Chick-fil-A’s normal hours were 8 a.m. to 6 p.m. weekdays. The new hours are 9 a.m. to 2 p.m.

“We weren’t making the money that we needed, but we wanted to best serve the students as well,” Busker said. “So we found that if we cut back our hours, we’re still serving the majority.”

This, however, did not sit well with some students who were buying their lunch at the restaurant after their afternoon classes.

Matt Louis, a first-year business administration student, said he can’t make it to Chick-fil-A before its 2 p.m. closing because he has class until 2 p.m.

“I mean, their milkshakes are $4 so …what do you really mean they’re not making enough money?” Louis said.

Julia Tvedt, a third-year chemistry student, said after she’s finished with classes, “Chick-fil-A is closed and I just don’t have any chicken, no spicy chicken sandwiches, no food, nothing.”

Gia Gilbert, a first-year forensics student, used the words “annoying” and “frustrating” because she cannot get food after her class that lasts until 2 p.m.

Busker said Chick-fil-A’s management team plans to keep the restaurant open for longer hours once the spring semester begins.
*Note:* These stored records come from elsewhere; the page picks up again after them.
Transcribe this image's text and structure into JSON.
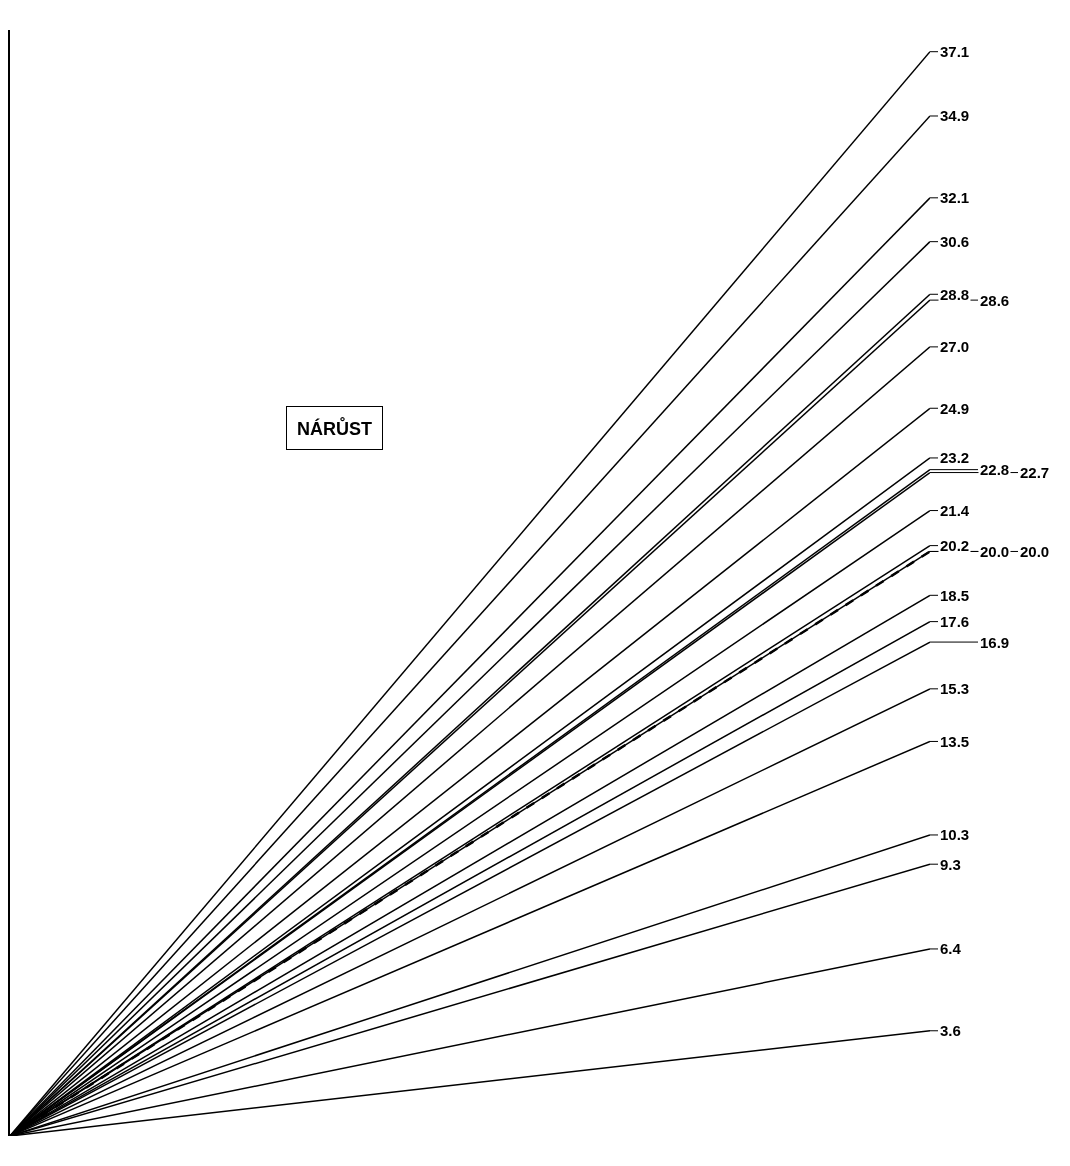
{
  "chart_data": {
    "type": "line",
    "title": "NÁRŮST",
    "categories": [
      null,
      null
    ],
    "series": [
      {
        "color": "#000000",
        "values": [
          0,
          37.1
        ],
        "value_labels": [
          null,
          "37.1"
        ]
      },
      {
        "color": "#000000",
        "values": [
          0,
          34.9
        ],
        "value_labels": [
          null,
          "34.9"
        ]
      },
      {
        "color": "#000000",
        "values": [
          0,
          32.1
        ],
        "value_labels": [
          null,
          "32.1"
        ]
      },
      {
        "color": "#000000",
        "values": [
          0,
          30.6
        ],
        "value_labels": [
          null,
          "30.6"
        ]
      },
      {
        "color": "#000000",
        "values": [
          0,
          28.8
        ],
        "value_labels": [
          null,
          "28.8"
        ]
      },
      {
        "color": "#000000",
        "values": [
          0,
          28.6
        ],
        "value_labels": [
          null,
          "28.6"
        ]
      },
      {
        "color": "#000000",
        "values": [
          0,
          27.0
        ],
        "value_labels": [
          null,
          "27.0"
        ]
      },
      {
        "color": "#000000",
        "values": [
          0,
          24.9
        ],
        "value_labels": [
          null,
          "24.9"
        ]
      },
      {
        "color": "#000000",
        "values": [
          0,
          23.2
        ],
        "value_labels": [
          null,
          "23.2"
        ]
      },
      {
        "color": "#000000",
        "values": [
          0,
          22.8
        ],
        "value_labels": [
          null,
          "22.8"
        ]
      },
      {
        "color": "#000000",
        "values": [
          0,
          22.7
        ],
        "value_labels": [
          null,
          "22.7"
        ]
      },
      {
        "color": "#000000",
        "values": [
          0,
          20.0
        ],
        "value_labels": [
          null,
          "20.0"
        ],
        "line_style": "dashed"
      },
      {
        "color": "#000000",
        "values": [
          0,
          21.4
        ],
        "value_labels": [
          null,
          "21.4"
        ]
      },
      {
        "color": "#000000",
        "values": [
          0,
          20.2
        ],
        "value_labels": [
          null,
          "20.2"
        ]
      },
      {
        "color": "#000000",
        "values": [
          0,
          20.0
        ],
        "value_labels": [
          null,
          "20.0"
        ]
      },
      {
        "color": "#000000",
        "values": [
          0,
          18.5
        ],
        "value_labels": [
          null,
          "18.5"
        ]
      },
      {
        "color": "#000000",
        "values": [
          0,
          17.6
        ],
        "value_labels": [
          null,
          "17.6"
        ]
      },
      {
        "color": "#000000",
        "values": [
          0,
          16.9
        ],
        "value_labels": [
          null,
          "16.9"
        ]
      },
      {
        "color": "#000000",
        "values": [
          0,
          15.3
        ],
        "value_labels": [
          null,
          "15.3"
        ]
      },
      {
        "color": "#000000",
        "values": [
          0,
          13.5
        ],
        "value_labels": [
          null,
          "13.5"
        ]
      },
      {
        "color": "#000000",
        "values": [
          0,
          10.3
        ],
        "value_labels": [
          null,
          "10.3"
        ]
      },
      {
        "color": "#000000",
        "values": [
          0,
          9.3
        ],
        "value_labels": [
          null,
          "9.3"
        ]
      },
      {
        "color": "#000000",
        "values": [
          0,
          6.4
        ],
        "value_labels": [
          null,
          "6.4"
        ]
      },
      {
        "color": "#000000",
        "values": [
          0,
          3.6
        ],
        "value_labels": [
          null,
          "3.6"
        ]
      }
    ]
  }
}
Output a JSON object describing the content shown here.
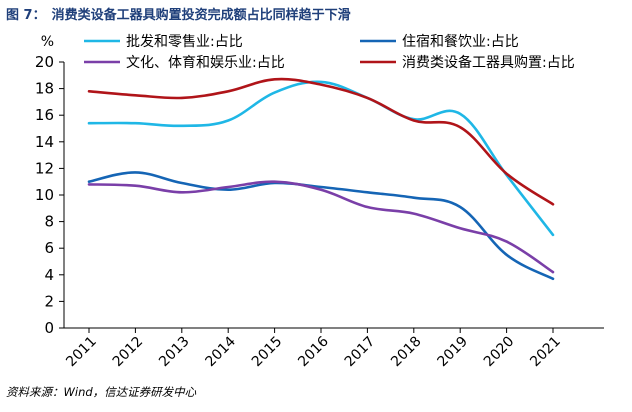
{
  "figure": {
    "label": "图 7：",
    "title": "消费类设备工器具购置投资完成额占比同样趋于下滑",
    "source": "资料来源：Wind，信达证券研发中心"
  },
  "chart_data": {
    "type": "line",
    "title": "消费类设备工器具购置投资完成额占比同样趋于下滑",
    "ylabel": "%",
    "xlabel": "",
    "ylim": [
      0,
      20
    ],
    "yticks": [
      0,
      2,
      4,
      6,
      8,
      10,
      12,
      14,
      16,
      18,
      20
    ],
    "categories": [
      "2011",
      "2012",
      "2013",
      "2014",
      "2015",
      "2016",
      "2017",
      "2018",
      "2019",
      "2020",
      "2021"
    ],
    "legend_position": "top",
    "grid": false,
    "series": [
      {
        "name": "批发和零售业:占比",
        "color": "#1fb7e6",
        "values": [
          15.4,
          15.4,
          15.2,
          15.6,
          17.7,
          18.5,
          17.3,
          15.7,
          16.1,
          11.5,
          7.0
        ]
      },
      {
        "name": "住宿和餐饮业:占比",
        "color": "#1565b5",
        "values": [
          11.0,
          11.7,
          10.9,
          10.4,
          10.9,
          10.6,
          10.2,
          9.8,
          9.1,
          5.5,
          3.7
        ]
      },
      {
        "name": "文化、体育和娱乐业:占比",
        "color": "#7a3fa8",
        "values": [
          10.8,
          10.7,
          10.2,
          10.6,
          11.0,
          10.4,
          9.1,
          8.6,
          7.5,
          6.5,
          4.2
        ]
      },
      {
        "name": "消费类设备工器具购置:占比",
        "color": "#b01419",
        "values": [
          17.8,
          17.5,
          17.3,
          17.8,
          18.7,
          18.3,
          17.3,
          15.6,
          15.1,
          11.6,
          9.3
        ]
      }
    ]
  }
}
Then, 50% of classes will be on campus, along with more students.

“We’re really hoping that next semester, we can get more students on campus,” Busker said. “With only a few buildings open…it’s not really worth it [currently].”

For students like Hamza Igbal, a second-year psychology student, next semester could be too late.

“I’ll go to McDonald’s,” Igbal said. “I don’t care about Chick-fil-A anymore. Tick-tock, Chick-fil-A.”